Maybe all these warnings are a bit too cautious. Let's daydream for a moment and imagine capitalism as a wild mustang, galloping across the countryside with no fences and no wranglers in sight. Let's dream: capitalism unfettered and untamed. Capitalism Gone Wild. Though we keep referring to competition in the free market as a component to capitalism, there is an endgame to every competition; one victor, the last man standing. This goes for all instances of capitalism. Without restrictions to keep things in check, every component of a capitalist society will be overtaken by a single dominant entity. Along the way, these entities will amalgamate into a conglomerate. You've seen examples of this before in futuristic fiction where seemingly all aspects of life are provided for by a single brand. Continuing on, individual markets will merge until there is a single world market and during its rise, countries will also merge into a single world government. This is not good. This is the opposite of competition and beyond the justification of any conspiracy theory, there is a sound explanation of why we should avoid this at all costs.

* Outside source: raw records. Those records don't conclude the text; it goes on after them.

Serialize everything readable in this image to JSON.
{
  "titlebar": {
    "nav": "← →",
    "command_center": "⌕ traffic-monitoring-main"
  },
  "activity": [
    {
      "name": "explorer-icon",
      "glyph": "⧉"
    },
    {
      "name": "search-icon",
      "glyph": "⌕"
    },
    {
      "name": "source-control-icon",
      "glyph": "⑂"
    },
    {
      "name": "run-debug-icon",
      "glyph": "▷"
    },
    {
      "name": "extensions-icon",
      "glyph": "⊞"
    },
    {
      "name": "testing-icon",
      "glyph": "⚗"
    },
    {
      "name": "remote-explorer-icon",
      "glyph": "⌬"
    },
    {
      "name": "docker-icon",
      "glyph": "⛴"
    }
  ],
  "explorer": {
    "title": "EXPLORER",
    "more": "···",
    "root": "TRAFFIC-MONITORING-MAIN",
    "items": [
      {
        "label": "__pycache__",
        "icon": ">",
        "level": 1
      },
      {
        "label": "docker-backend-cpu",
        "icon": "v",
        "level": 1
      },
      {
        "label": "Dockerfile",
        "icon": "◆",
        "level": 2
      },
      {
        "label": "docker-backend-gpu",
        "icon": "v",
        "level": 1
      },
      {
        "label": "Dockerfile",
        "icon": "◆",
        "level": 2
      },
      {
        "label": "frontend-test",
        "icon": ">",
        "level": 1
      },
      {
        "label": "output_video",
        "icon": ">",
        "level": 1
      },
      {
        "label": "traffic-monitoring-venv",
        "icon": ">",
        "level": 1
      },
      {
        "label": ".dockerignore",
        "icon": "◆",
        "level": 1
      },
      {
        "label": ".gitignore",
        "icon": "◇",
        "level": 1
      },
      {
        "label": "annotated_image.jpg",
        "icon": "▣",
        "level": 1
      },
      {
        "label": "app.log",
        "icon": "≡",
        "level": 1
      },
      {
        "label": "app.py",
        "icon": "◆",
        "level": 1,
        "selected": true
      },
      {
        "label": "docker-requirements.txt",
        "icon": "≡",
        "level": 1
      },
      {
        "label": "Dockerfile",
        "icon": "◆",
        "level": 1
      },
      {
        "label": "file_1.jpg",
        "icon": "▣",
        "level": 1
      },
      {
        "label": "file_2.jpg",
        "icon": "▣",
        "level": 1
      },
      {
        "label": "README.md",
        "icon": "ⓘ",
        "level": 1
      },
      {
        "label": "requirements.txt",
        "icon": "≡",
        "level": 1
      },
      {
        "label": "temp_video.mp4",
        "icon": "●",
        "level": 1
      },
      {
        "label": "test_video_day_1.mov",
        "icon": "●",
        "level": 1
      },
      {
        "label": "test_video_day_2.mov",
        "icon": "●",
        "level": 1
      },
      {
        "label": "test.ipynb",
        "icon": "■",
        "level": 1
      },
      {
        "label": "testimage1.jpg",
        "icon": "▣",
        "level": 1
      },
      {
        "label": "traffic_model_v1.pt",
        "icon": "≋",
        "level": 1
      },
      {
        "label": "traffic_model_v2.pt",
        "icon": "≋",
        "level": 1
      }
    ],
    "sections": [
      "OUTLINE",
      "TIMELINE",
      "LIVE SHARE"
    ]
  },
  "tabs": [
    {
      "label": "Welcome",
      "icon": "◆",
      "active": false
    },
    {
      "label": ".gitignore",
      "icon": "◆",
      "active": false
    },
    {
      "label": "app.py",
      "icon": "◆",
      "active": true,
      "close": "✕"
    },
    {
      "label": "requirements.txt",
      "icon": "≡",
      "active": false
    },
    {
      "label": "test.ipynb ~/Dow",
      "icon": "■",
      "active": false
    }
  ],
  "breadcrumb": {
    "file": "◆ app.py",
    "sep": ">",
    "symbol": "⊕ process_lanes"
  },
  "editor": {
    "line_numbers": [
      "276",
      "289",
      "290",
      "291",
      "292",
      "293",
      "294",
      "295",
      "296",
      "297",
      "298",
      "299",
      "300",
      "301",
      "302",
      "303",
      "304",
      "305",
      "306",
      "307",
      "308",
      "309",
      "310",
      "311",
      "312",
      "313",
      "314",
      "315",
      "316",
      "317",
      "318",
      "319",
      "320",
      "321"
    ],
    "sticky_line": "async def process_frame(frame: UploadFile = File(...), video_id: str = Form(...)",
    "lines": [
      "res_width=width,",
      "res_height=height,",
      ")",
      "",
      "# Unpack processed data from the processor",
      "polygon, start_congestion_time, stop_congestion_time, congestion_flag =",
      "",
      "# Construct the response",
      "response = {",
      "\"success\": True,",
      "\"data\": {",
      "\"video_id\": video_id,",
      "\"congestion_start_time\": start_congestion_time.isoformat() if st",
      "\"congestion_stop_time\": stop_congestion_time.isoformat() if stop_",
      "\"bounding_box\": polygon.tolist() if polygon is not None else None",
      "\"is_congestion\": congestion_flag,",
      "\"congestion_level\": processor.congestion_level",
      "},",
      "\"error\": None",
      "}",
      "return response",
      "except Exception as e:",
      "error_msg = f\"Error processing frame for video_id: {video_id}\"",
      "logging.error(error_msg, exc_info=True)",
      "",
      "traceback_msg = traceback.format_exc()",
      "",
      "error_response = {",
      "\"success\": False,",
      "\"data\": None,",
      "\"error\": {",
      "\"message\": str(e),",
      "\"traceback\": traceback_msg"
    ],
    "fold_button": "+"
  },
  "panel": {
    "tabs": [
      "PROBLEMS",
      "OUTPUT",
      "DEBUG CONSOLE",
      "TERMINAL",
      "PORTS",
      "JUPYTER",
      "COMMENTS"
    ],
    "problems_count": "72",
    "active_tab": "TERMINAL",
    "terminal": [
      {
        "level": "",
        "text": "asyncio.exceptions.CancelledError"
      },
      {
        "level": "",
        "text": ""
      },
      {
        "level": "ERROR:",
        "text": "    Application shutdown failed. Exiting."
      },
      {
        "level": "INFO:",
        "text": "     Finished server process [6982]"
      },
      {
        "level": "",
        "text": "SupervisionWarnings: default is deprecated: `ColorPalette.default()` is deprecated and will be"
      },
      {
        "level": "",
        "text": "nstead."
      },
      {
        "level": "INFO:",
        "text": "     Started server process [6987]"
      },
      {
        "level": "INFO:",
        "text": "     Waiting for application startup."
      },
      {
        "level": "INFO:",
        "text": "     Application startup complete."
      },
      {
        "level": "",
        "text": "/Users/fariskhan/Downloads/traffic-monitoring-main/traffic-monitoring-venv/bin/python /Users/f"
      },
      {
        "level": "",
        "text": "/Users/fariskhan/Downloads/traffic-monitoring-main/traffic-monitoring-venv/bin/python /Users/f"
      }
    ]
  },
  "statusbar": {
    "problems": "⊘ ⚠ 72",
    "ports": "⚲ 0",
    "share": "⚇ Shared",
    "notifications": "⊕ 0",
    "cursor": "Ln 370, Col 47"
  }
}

It starts with a simple observation: small, isolated societies develop and evolve faster than large integrated ones. Why? Because bureaucratic agility is easier to obtain with smaller populations. An example of this would be the comparison of a small committee in making a decision versus bringing a discussion up to a congregation of 250 civil representatives. The fate of a fully integrated society is stagnation. Furthermore, comparison is a necessary utility for decision-making. If there are no alternative choices (eg. brands, governments, religions) then there is no progression, no intelligence, and no freedom. Any economic system with this hypothetical (and albeit extreme) logical endgame is inherently flawed. If we want to continue using capitalism as our main economic theory, we must treat it as a flawed system and enact several broad-sweeping measures to keep it from fulfilling its own destiny. Anything that falls short of change at this point is a victory for greed and brings us one step closer to the tipping point, past which we will no longer be able to wrest control of our society from this dangerous ideology.